La campagne éclair pour ces élections législatives anticipées semble mobiliser un nombre historique d’électeurs : plus de deux millions de procurations ont été enregistrées avant le premier tour du 30 juin, les votes électroniques des Français de l’étranger ont doublé par rapport au scrutin de 2022.
Selon notre sondage Odoxa-Mascaret pour Le Nouvel Obs, Public Sénat et la presse régionale, la participation pour ce premier tour devrait s’établir entre 64 et 68 %. Il faut remonter aux élections législatives de 1997, également issues d’une dissolution provoquée par le président Jacques Chirac, pour observer un taux de participation aussi élevé lors d’un premier tour. À titre indicatif, les élections législatives de 2022 n’avaient mobilisé que 47,5 % des électeurs au premier tour, un score historiquement faible.
Entre 160 et 200 triangulaires, contre 8 en 2022
Dans cette configuration, le nombre potentiel de triangulaires, c’est-à-dire de circonscriptions dans lesquelles trois candidats sont en position de se maintenir pour le second tour, explose. Selon notre sondage, entre 160 et 200 circonscriptions seraient concernées, avant d’éventuels désistements du candidat arrivé en troisième position pour « faire barrage ».
Pour comprendre les spécificités de ces législatives, il faut se pencher sur les règles particulières de ce scrutin. Pour l’emporter dès le premier tour, un candidat doit réunir plus de 50 % des suffrages exprimés, sur un nombre d’électeurs représentant au moins 25 % des inscrits sur les listes électorales. Pour qu’un candidat ait le droit de se présenter au second tour, il doit avoir obtenu au premier tour un nombre de voix au moins égal à 12,5% du nombre des électeurs inscrits.
En cas de forte participation, ce seuil des 12,5 % d’électeurs inscrits est plus facile à franchir, d’autant plus que la très courte campagne de ces législatives de 2024 réduit le nombre de candidatures par circonscriptions et donc la dispersion des voix. Lors des deux dernières élections législatives, en 2017 et 2022, l’abstention était telle que les candidats en troisième position devaient obtenir en moyenne 27 % des suffrages exprimés pour se maintenir dans une triangulaire. Il y a deux ans, seulement huit circonscriptions ont connu cette configuration.
Des triangulaires favorables au RN, qui « profite de la division des deux autres partis qualifiés au second tour avec lui »
Dans ces conditions, « l’avantage au RN est nettement renforcé car, en tant que premier avec 7,5 points d’avance [sur le Nouveau Front populaire, dans les intentions de vote au 1er tour], il profite de la division des deux autres partis qualifiés au second tour avec lui », analyse le président d’Odoxa Gaël Sliman.
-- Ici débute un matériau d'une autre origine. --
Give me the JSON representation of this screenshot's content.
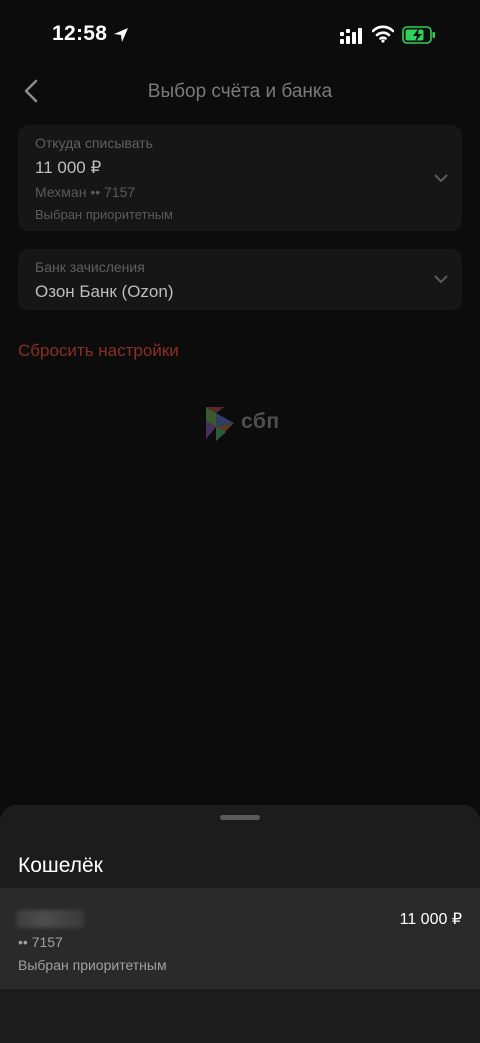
{
  "status_bar": {
    "time": "12:58"
  },
  "nav": {
    "title": "Выбор счёта и банка"
  },
  "from_account": {
    "label": "Откуда списывать",
    "amount": "11 000 ₽",
    "account_name": "Мехман •• 7157",
    "note": "Выбран приоритетным"
  },
  "bank": {
    "label": "Банк зачисления",
    "value": "Озон Банк (Ozon)"
  },
  "reset": {
    "label": "Сбросить настройки"
  },
  "logo": {
    "text": "сбп"
  },
  "sheet": {
    "title": "Кошелёк",
    "account": {
      "amount": "11 000 ₽",
      "number": "•• 7157",
      "note": "Выбран приоритетным"
    }
  },
  "colors": {
    "background": "#0c0c0c",
    "card": "#161616",
    "sheet": "#1c1c1c",
    "reset_accent": "#8a2f24",
    "battery_charge": "#2fd158"
  }
}
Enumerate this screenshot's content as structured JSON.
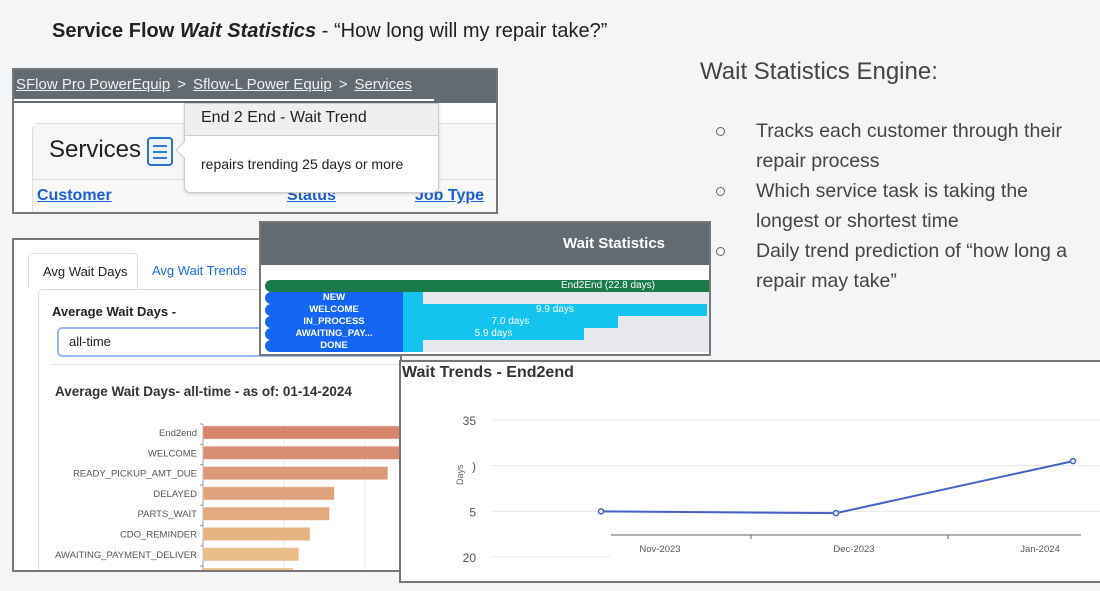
{
  "slide": {
    "title_bold": "Service Flow ",
    "title_italic": "Wait Statistics",
    "title_rest": " - “How long will my repair take?”"
  },
  "services_panel": {
    "breadcrumb": [
      "SFlow Pro PowerEquip",
      "Sflow-L Power Equip",
      "Services"
    ],
    "breadcrumb_sep": ">",
    "title": "Services",
    "menu_icon": "hamburger-menu-icon",
    "columns": [
      "Customer",
      "Status",
      "Job Type"
    ],
    "popover": {
      "title": "End 2 End - Wait Trend",
      "body": "repairs trending 25 days or more"
    }
  },
  "avg_panel": {
    "tabs": [
      {
        "label": "Avg Wait Days",
        "active": true
      },
      {
        "label": "Avg Wait Trends",
        "active": false
      }
    ],
    "filter_label": "Average Wait Days -",
    "filter_value": "all-time",
    "chart_title": "Average Wait Days- all-time - as of: 01-14-2024"
  },
  "wait_stats_panel": {
    "title": "Wait Statistics",
    "end2end_label": "End2End (22.8 days)",
    "rows": [
      {
        "label": "NEW",
        "days": 0.5,
        "value_label": ""
      },
      {
        "label": "WELCOME",
        "days": 9.9,
        "value_label": "9.9 days"
      },
      {
        "label": "IN_PROCESS",
        "days": 7.0,
        "value_label": "7.0 days"
      },
      {
        "label": "AWAITING_PAY...",
        "days": 5.9,
        "value_label": "5.9 days"
      },
      {
        "label": "DONE",
        "days": 0.5,
        "value_label": ""
      }
    ],
    "max_days": 10.1
  },
  "engine": {
    "title": "Wait Statistics Engine:",
    "bullets": [
      "Tracks each customer through their repair process",
      "Which service task is taking the longest or shortest time",
      "Daily trend prediction of “how long a repair may take”"
    ]
  },
  "trend_panel": {
    "title": "Wait Trends - End2end"
  },
  "colors": {
    "header_gray": "#626a72",
    "end2end_green": "#1a7a4a",
    "label_blue": "#1565f5",
    "bar_cyan": "#14c3ee",
    "link_blue": "#1a5fd6",
    "trend_line": "#4462c8"
  },
  "chart_data": [
    {
      "type": "bar",
      "orientation": "horizontal",
      "title": "Average Wait Days- all-time - as of: 01-14-2024",
      "categories": [
        "End2end",
        "WELCOME",
        "READY_PICKUP_AMT_DUE",
        "DELAYED",
        "PARTS_WAIT",
        "CDO_REMINDER",
        "AWAITING_PAYMENT_DELIVER"
      ],
      "values": [
        22.8,
        15.0,
        11.4,
        8.1,
        7.8,
        6.6,
        5.9
      ],
      "xlim": [
        0,
        15
      ],
      "grid_step": 5,
      "colors": [
        "#d6846c",
        "#d98e73",
        "#dc9877",
        "#e0a27b",
        "#e2aa7e",
        "#e6b483",
        "#e8bd88"
      ],
      "xlabel": "",
      "ylabel": ""
    },
    {
      "type": "line",
      "title": "Wait Trends - End2end",
      "x": [
        "Nov-2023",
        "Dec-2023",
        "Jan-2024"
      ],
      "series": [
        {
          "name": "End2end",
          "values": [
            25.0,
            24.8,
            30.5
          ]
        }
      ],
      "ylabel": "Days",
      "xlabel": "",
      "ylim": [
        20,
        35
      ],
      "yticks": [
        "20",
        "5",
        ")",
        "35"
      ],
      "grid": true
    }
  ]
}
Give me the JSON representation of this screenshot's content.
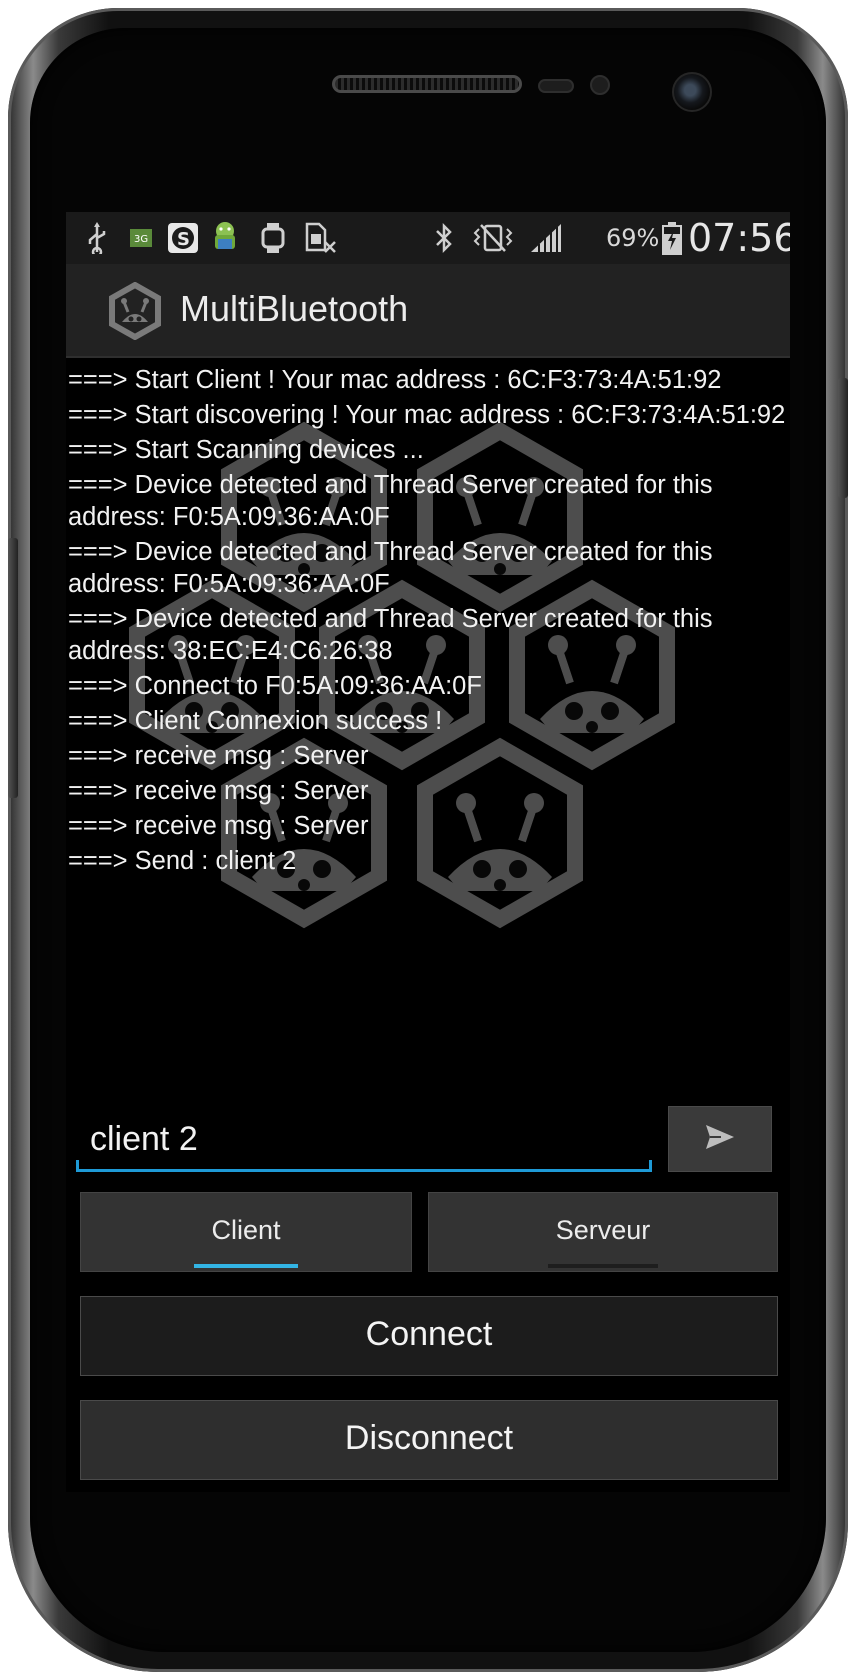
{
  "status_bar": {
    "icons": [
      "usb-icon",
      "3g-icon",
      "skype-icon",
      "android-icon",
      "watch-icon",
      "no-sim-icon",
      "bluetooth-icon",
      "vibrate-icon",
      "signal-icon",
      "battery-icon"
    ],
    "battery_percent": "69%",
    "time": "07:56"
  },
  "action_bar": {
    "title": "MultiBluetooth"
  },
  "log": {
    "lines": [
      "===> Start Client ! Your mac address : 6C:F3:73:4A:51:92",
      "===> Start discovering ! Your mac address : 6C:F3:73:4A:51:92",
      "===> Start Scanning devices ...",
      "===> Device detected and Thread Server created for this address: F0:5A:09:36:AA:0F",
      "===> Device detected and Thread Server created for this address: F0:5A:09:36:AA:0F",
      "===> Device detected and Thread Server created for this address: 38:EC:E4:C6:26:38",
      "===> Connect to F0:5A:09:36:AA:0F",
      "===> Client Connexion success !",
      "===> receive msg : Server",
      "===> receive msg : Server",
      "===> receive msg : Server",
      "===> Send : client 2"
    ]
  },
  "message_input": {
    "value": "client 2"
  },
  "tabs": [
    {
      "label": "Client",
      "selected": true
    },
    {
      "label": "Serveur",
      "selected": false
    }
  ],
  "buttons": {
    "connect": "Connect",
    "disconnect": "Disconnect"
  },
  "colors": {
    "accent": "#33b5e5",
    "input_underline": "#1e9ad6",
    "background": "#000000"
  }
}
« L’abaissement du seuil électoral constitue une structure favorable au RN, car elle va générer de la dispersion des voix entre courants politiques, alors même que le front républicain fonctionnait plutôt bien auparavant », expliquait également Erwan Lestrohan, directeur conseil chez Odoxa, interrogé par Public Sénat il y a une semaine.
Selon nos projections, la multiplication des triangulaires permet ainsi au Rassemblement national de se rapprocher de la majorité absolue, au soir du second tour. Le parti pourrait en effet obtenir entre 265 et 305 sièges. Des estimations à prendre avec précaution, de nombreux candidats qualifiés au second tour dans une triangulaire pouvant choisir de se désister au profit d’un autre candidat pour « faire barrage ».